“Students are taking an active interest in economics during these times. They are not as interested when times are good,” said Errol Hatfield, professor of economics at TCC, recently. This and a growing concern about what is happening with the nation’s economy have helped to increase enrollment in economics classes.
Indeed, one has to draw a number of supply and demand curves to grasp the subject, but not even the economists can agree if there is a recession. According to Gilbert Smith, TCC history and political science professor, there is not one – yet. He pointed out that it takes two consecutive quarters of falling gross national product to make a downturn, and last quarter the G.N.P. was up; however, the real G.N.P., after adjusting for inflation, was a negative figure.
Smith concluded by saying some people think we are in a recession now. One of those is Hatfield. For the past year, there has been a fall in purchasing power, by which we measure the value of the dollar, and there have been layoffs in autos and steel. “These things,” said Hatfield, “have a rippling effect on the economy.”
If there is a recession, it has been counteracted by inflation. “Students are like regular consumers, and they’re spending like crazy,” Hatfield continued. “Savings went down by 4.1%.” Smith agreed that “people are spending savings. People are buying new because money will be worth less in the future.”

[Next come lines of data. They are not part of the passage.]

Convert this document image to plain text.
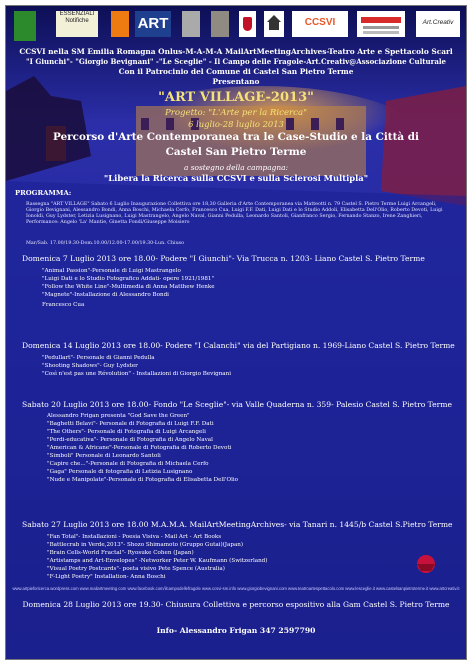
ESSENZIALI Notifiche	ART	CCSVI	Art.Creativ
CCSVI nella SM Emilia Romagna Onlus-M-A-M-A MailArtMeetingArchives-Teatro Arte e Spettacolo Scarl
"I Giunchi"- "Giorgio Bevignani" -"Le Sceglie" - Il Campo delle Fragole-Art.Creativ@Associazione Culturale
Con il Patrocinio del Comune di Castel San Pietro Terme
Presentano
"ART VILLAGE-2013"
Progetto: "L'Arte per la Ricerca"
6 luglio-28 luglio 2013
Percorso d'Arte Contemporanea tra le Case-Studio e la Città di
Castel San Pietro Terme
a sostegno della campagna:
"Libera la Ricerca sulla CCSVI e sulla Sclerosi Multipla"
PROGRAMMA:
Rassegna "ART VILLAGE" Sabato 6 Luglio Inaugurazione Collettiva ore 18,30 Galleria d'Arte Contemporanea via Matteotti n. 79 Castel S. Pietro Terme Luigi Arcangeli, Giorgio Bevignani, Alessandro Bondi, Anna Boschi, Michaela Cerfo, Francesco Cua, Luigi F.F. Dati, Luigi Dati e lo Studio Addoli, Elisabetta Dell'Olio, Roberto Devoti, Luigi Ionoldi, Guy Lydster, Letizia Lusignano, Luigi Mastrangelo, Angelo Naval, Gianni Pedulla, Leonardo Santoli, Gianfranco Sergio, Fernando Stanzo, Irene Zanghieri, Performance: Angelo 'La' Mantie, Ginetta Fondi/Giuseppe Moisiero
Mar/Sab. 17.00/19.30-Dom.10.00/12.00-17.00/19.30-Lun. Chiuso
Domenica 7 Luglio 2013 ore 18.00- Podere "I Giunchi"- Via Trucca n. 1203- Liano Castel S. Pietro Terme
"Animal Passion"-Personale di Luigi Mastrangelo
"Luigi Dati e lo Studio Fotografico Addati- opere 1921/1981"
"Follow the White Line"-Multimedia di Anna Matthew Henke
"Magnete"-Installazione di Alessandro Bondi
Francesco Cua
Domenica 14 Luglio 2013 ore 18.00- Podere "I Calanchi" via del Partigiano n. 1969-Liano Castel S. Pietro Terme
"Pedullart"- Personale di Gianni Pedulla
"Shooting Shadows"- Guy Lydster
"Così n'est pas une Révolution" - Installazioni di Giorgio Bevignani
Sabato 20 Luglio 2013 ore 18.00- Fondo "Le Sceglie"- via Valle Quaderna n. 359- Palesio Castel S. Pietro Terme
Alessandro Frigan presenta "God Save the Green"
"Baghetti Belavi"- Personale di Fotografia di Luigi F.F. Dati
"The Others"- Personale di Fotografia di Luigi Arcangeli
"Perdi-educativa"- Personale di Fotografia di Angelo Naval
"American & Africane"-Personale di Fotografia di Roberto Devoti
"Simboli" Personale di Leonardo Santoli
"Capire che..."-Personale di Fotografia di Michaela Cerfo
"Gaga" Personale di fotografia di Letizia Lusignano
"Nude e Manipolate"-Personale di Fotografia di Elisabetta Dell'Olio
Sabato 27 Luglio 2013 ore 18.00 M.A.M.A. MailArtMeetingArchives- via Tanari n. 1445/b Castel S.Pietro Terme
"Fan Total"- Installazioni - Poesia Visiva - Mail Art - Art Books
"Battlecrab in Verde,2013"- Shozo Shimamoto (Gruppo Gutai)(Japan)
"Brain Cells-World Fractal"- Ryosuke Cohen (Japan)
"Artistamps and Art-Envelopes" -Networker Peter W. Kaufmann (Switzerland)
"Visual Poetry Postcards"- poeta visivo Pete Spence (Australia)
"F-Light Poetry" Installation- Anna Boschi
www.artpieforicerca.wordpress.com www.mailartmeeting.com www.facebook.com/ilcampodellefragole www.ccsvi-sm.info www.giorgiobevignani.com www.teatroartespettacolo.com www.lesceglie.it www.castelsanpietroterme.it www.artcreativ.it
Domenica 28 Luglio 2013 ore 19.30- Chiusura Collettiva e percorso espositivo alla Gam Castel S. Pietro Terme
Info- Alessandro Frigan 347 2597790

When banks lend money, it comes from savings. To tighten credit and to ease a projected annual inflation rate of 13.2%, the Federal Reserve raised interest rates and restricted the amount of money banks could lend, according to an article in the October 22 issue of Newsweek. The effect of these actions remains to be seen.
Tight money could worsen economic conditions in the short run. “More costly credit seems almost certain to increase prices in the near term, depress business investment, and lead to increased layoffs,” reported the article. “Car sales, mostly financed by loans, will suffer as well as construction.”
Jay Janis, president of the Federal Home Loan Bank, predicts that home mortgage rates will rise to between 13 and 14%. In states such as Arkansas with a 10% ceiling and Texas with a 12% interest rate limit, mortgage money could dry up altogether. With the average age of students at TCC being 27, this could be a major concern.
“Inflation affects the number of students we get,” said Smith. “They can’t afford to spend a lot of money to go to school because some have families. Nowadays, students have to choose between having a car and other luxuries or going to school.”
More are working and going to school at the same time. One can still be a full-time student and hold a part-time 20-hour-a-week job. According to an article in the September 4, 1978, issue of Business Week, college costs have risen about 6% annually since 1973. “Tuition has not gone up in relation to the standard of living,” said Hatfield. “Teachers’ salaries haven’t gone up.”
Costs have also risen at private institutions, such as S.M.U. A student there has to shell out “$5,000 just to register,” said Smith, but he added that one of his friends’ sons had paid only $280 to go to the University of Texas at Austin. Following an example from the Business Week story, if one worked at a reasonable $3.50 an hour for 15 hours a week and 40 hours a week during the summer, allowing for five weeks’ vacation, the student going to S.M.U. could earn $2,800 per year, or 56% of the tuition cost!
For many of us, it may become the only way.